Anyway, nice to see him finding the time out of his busy schedule to make nice with the BBC.Even if it is just the English bit.

Inside: The English feature is actually about people from Newcastle, which reminds me of the old gag:"What do you  call a Scotsman with brain damage? A geordie."
Its the way I mackem!

Monday, 8 October 2012


In what can only be the most obvious explanation for his contribution to the abortion debate, sources close to Alex Neil confirmed that its probable that the porcine faced heath minister has in fact undergone a change of gender and grown a womb!
And, in a world first, scientists produce an MCP that actually looks like a P.

"Its the only possible explanation" an expert told The JT. "Here's a man  supposedly, with no medical qualifications or experience confidently mouthing off about reducing the time limit on abortions.Neil must have some credibility in making these statements so therefore we can only conclude that we now must start calling her  Alexa."

Friday, 5 October 2012

Smile and the world smiles with you...

"Its being so cheerful that keeps me going"

In a wide-ranging interview with The JT, ex-public audit tsar Robert Black raised doubts over the long-term viability of the Scottish government universal approach to benefits. 

Mr Black covered the issue of free bus passes for the over 60s but failed to address the real burning question: why is he so fuckin' hot?

 Mr Black, now in retirement, pursues his hobby as a male stripper as part of the  accountancy-themed"Double Entry" troupe who get the ladies hot and wet whenever they perform at hen-nights.
While acknowledging that the free prescription policy pursued by the current administration was popular, Mr Black questioned whether the expenditure could be justified given that current and future spending rounds were likely to be tight. 

Never mind the spending round, readers wanted to know what bits of Robert were really tight.

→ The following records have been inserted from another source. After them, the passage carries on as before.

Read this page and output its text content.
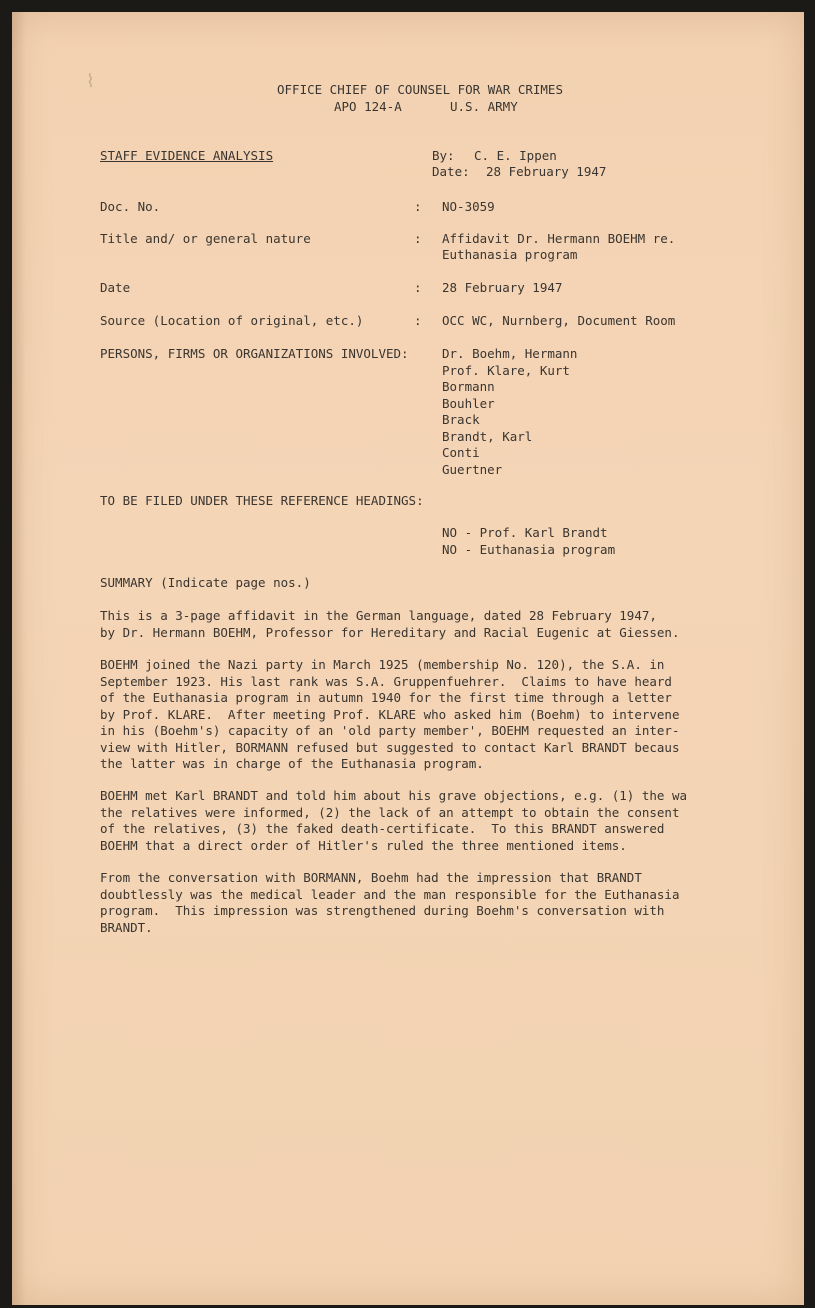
⌇	OFFICE CHIEF OF COUNSEL FOR WAR CRIMES
APO 124-A	U.S. ARMY
STAFF EVIDENCE ANALYSIS	By: C. E. Ippen
Date: 28 February 1947
Doc. No.	: NO-3059
Title and/ or general nature	: Affidavit Dr. Hermann BOEHM re.
Euthanasia program
Date	: 28 February 1947
Source (Location of original, etc.)	: OCC WC, Nurnberg, Document Room
PERSONS, FIRMS OR ORGANIZATIONS INVOLVED:	Dr. Boehm, Hermann
Prof. Klare, Kurt
Bormann
Bouhler
Brack
Brandt, Karl
Conti
Guertner
TO BE FILED UNDER THESE REFERENCE HEADINGS:
NO - Prof. Karl Brandt
NO - Euthanasia program
SUMMARY (Indicate page nos.)
This is a 3-page affidavit in the German language, dated 28 February 1947,
by Dr. Hermann BOEHM, Professor for Hereditary and Racial Eugenic at Giessen.
BOEHM joined the Nazi party in March 1925 (membership No. 120), the S.A. in
September 1923. His last rank was S.A. Gruppenfuehrer.  Claims to have heard
of the Euthanasia program in autumn 1940 for the first time through a letter
by Prof. KLARE.  After meeting Prof. KLARE who asked him (Boehm) to intervene
in his (Boehm's) capacity of an 'old party member', BOEHM requested an inter-
view with Hitler, BORMANN refused but suggested to contact Karl BRANDT becaus
the latter was in charge of the Euthanasia program.
BOEHM met Karl BRANDT and told him about his grave objections, e.g. (1) the wa
the relatives were informed, (2) the lack of an attempt to obtain the consent
of the relatives, (3) the faked death-certificate.  To this BRANDT answered
BOEHM that a direct order of Hitler's ruled the three mentioned items.
From the conversation with BORMANN, Boehm had the impression that BRANDT
doubtlessly was the medical leader and the man responsible for the Euthanasia
program.  This impression was strengthened during Boehm's conversation with
BRANDT.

Mr Black declined to comment on that issue but did confirm that he had to fight the bitches off with a shitty stick being so hot. Mr Black takes his career to a new level next year  when he debuts his stand-up comic routine.

Wednesday, 3 October 2012

What the fuck?

We normally apply a self-denying ordnance around here when it comes to reporting stuff from Near-Foreign- i.e. That England, but I just couldn't resist  this.
Below we see Labour leader Ed Miliband addressing the UK party conference in Manchester.

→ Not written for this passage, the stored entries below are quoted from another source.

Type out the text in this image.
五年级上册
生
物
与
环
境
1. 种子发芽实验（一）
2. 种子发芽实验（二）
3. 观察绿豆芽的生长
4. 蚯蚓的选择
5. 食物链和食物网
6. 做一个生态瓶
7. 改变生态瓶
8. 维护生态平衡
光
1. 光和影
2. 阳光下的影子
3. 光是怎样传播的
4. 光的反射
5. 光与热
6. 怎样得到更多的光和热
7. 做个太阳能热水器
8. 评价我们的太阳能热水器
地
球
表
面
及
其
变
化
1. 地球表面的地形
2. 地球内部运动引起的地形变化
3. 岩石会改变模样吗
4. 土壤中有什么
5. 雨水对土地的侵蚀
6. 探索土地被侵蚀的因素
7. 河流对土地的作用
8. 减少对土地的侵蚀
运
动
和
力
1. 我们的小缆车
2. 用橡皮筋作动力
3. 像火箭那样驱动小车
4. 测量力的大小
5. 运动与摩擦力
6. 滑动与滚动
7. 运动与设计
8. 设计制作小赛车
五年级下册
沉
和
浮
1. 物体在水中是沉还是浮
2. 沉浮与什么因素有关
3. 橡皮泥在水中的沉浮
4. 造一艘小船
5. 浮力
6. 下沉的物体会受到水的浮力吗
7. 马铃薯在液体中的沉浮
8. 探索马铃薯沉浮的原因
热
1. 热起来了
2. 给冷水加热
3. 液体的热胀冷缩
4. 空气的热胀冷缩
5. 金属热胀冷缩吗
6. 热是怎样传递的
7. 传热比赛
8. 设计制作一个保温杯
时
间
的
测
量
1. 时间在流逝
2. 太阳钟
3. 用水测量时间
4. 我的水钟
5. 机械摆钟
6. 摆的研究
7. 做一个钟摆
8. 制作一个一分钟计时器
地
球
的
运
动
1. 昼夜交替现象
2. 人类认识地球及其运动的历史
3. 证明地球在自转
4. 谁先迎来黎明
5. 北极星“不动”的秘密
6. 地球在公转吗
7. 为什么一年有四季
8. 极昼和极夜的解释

 Now, ignore the fact that the screen grab makes him look like he's enjoying being kissed in a very special and private way and check out the girl to his left. What the fuck is the design on her top? Two devils? Two cats? Perhaps the whole thing's been set up to distract attention away from the fact that Ed, whatever his many virtues,always looks and talks like the Head Boy wishing the headmaster a long and happy retirement on behalf of the whole school. 

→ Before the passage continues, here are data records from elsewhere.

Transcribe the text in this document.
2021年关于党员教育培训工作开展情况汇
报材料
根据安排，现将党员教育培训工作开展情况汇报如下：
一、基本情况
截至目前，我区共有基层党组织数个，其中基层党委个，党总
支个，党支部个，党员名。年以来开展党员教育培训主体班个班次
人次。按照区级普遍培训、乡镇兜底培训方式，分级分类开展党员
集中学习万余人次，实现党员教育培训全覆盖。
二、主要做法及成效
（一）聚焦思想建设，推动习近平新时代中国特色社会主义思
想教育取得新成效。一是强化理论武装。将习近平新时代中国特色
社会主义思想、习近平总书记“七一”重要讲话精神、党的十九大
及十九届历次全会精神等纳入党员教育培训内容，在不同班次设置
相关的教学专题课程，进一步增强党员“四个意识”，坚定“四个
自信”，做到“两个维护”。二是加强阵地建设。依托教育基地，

Against the competition, provided by Ed, our own political class of now grown up school swots look positively well- hard. Anyway, if you can offer any additional i insight on what on earth this wumman's wearing, send us a postcard.

Tuesday, 2 October 2012

Aberdeen man in touching tribute to humanity's endemic stupidity

Head in bin man William Middleton:

 'I was looking for my brain which was inside

 my head when it fell off'.

Man with head stuck in binWilliam Middleton was rescued by firefighters after being stuck in the bin for about 20 minutes, he was then taken to A and E where he was made to sit beside kids with kitchen pots stuck on their heads.